Le proviseur est revenu sur l'évolution de l'EMC au lycée. Alors qu'il était inclus avant la réforme du baccalauréat dans le cours d'histoire et géographie, pouvant « étouffer l'EMC », cet enseignement dispose désormais d'un coefficient à part entière. Cela permet de désigner un enseignant en charge de l'EMC autre que celui d'histoire-géographie et de faire en sorte que l'EMC ne soit pas absorbé par l'histoire-géographie. Dans le même temps, cette heure d'EMC permet parfois de compléter un service hebdomadaire d'un enseignant à qui il « manque » des heures. En revanche, il n'est pas possible de regrouper les heures d'EMC en raison du statut des enseignants (avoir pendant un mois l'EMC délivré par un enseignant de philosophie, le mois suivant par un enseignant d'histoire-géographie... afin de prendre en compte les différentes facettes de l'EMC).

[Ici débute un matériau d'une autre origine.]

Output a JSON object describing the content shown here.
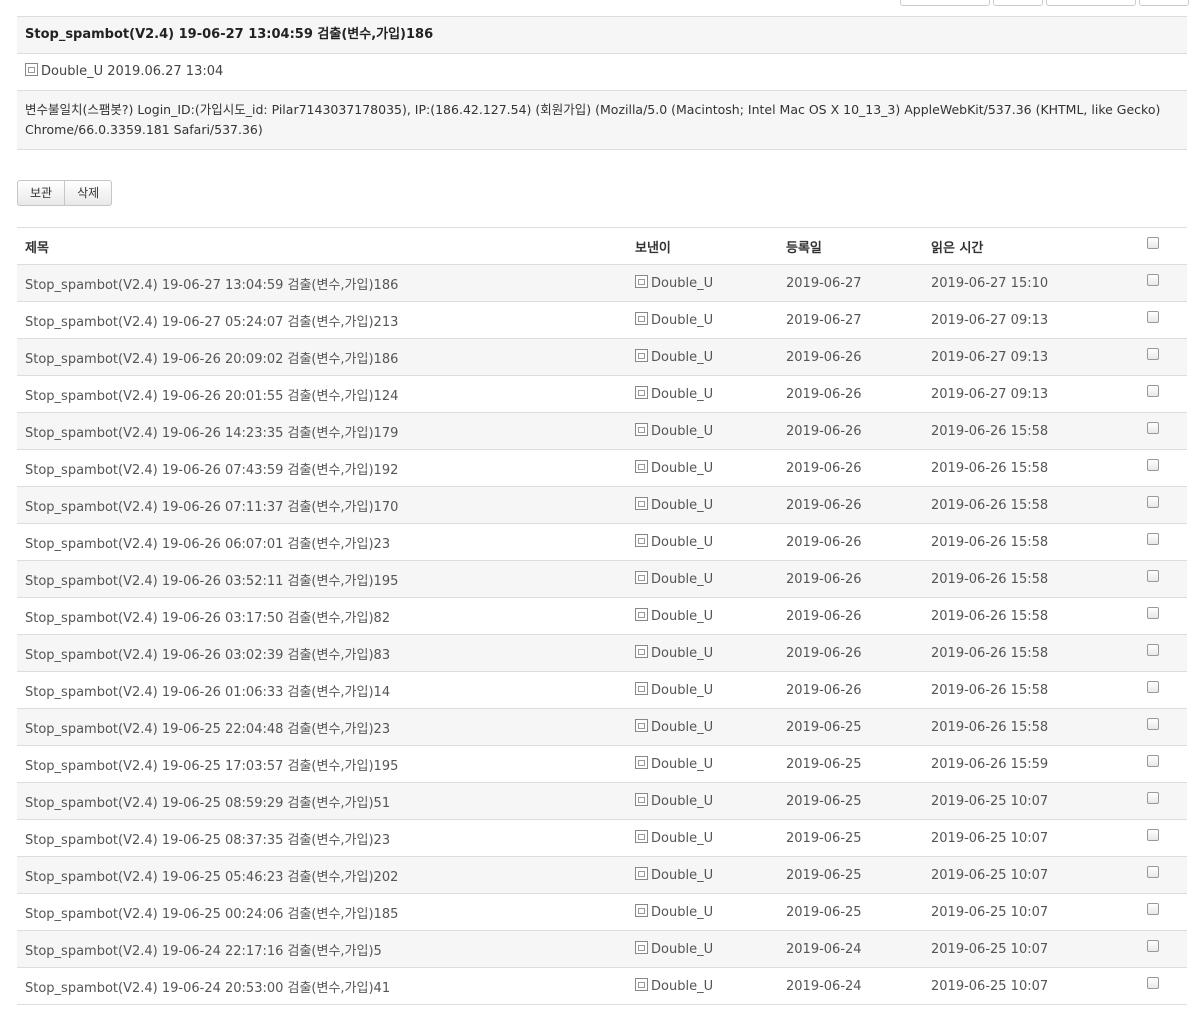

Le programme d'EMC a été qualifié, tant par les élèves que par le corps enseignant, de rébarbatif et d'abstrait, qui ne permet pas aux élèves de s'investir, d'éveiller leur curiosité.

En ce qui concerne le SNU, il y a cette année une incitation académique très forte. Actuellement vingt-quatre élèves du lycée se sont inscrits pour la session de juin. Chaque semaine, le rectorat communique la liste des lycées avec le nombre d'élèves s'étant inscrits au SNU.

Enfin, la journée de citoyenneté et de défense a été jugée décevante par plusieurs élèves, ne poussant pas à l'engagement. Sa qualité semble dépendre fortement des intervenants. Néanmoins, plusieurs élèves ont exprimé leur désir d'avoir un « temps de citoyenneté » plus long (deux à trois jours - voire deux mois l'été des 18 ans). De même, dans le concours de rédaction de proposition de loi, organisé chaque année par le professeur de DGEMC, on remarque qu'un texte porte sur le rétablissement du service militaire, ce qui témoigne d'un intérêt de certains jeunes pour cette problématique.


* 419 Au cours d'une table ronde associant des élus locaux, le 9 mars 2022, la mission d'information a entendu Fabian Jordan.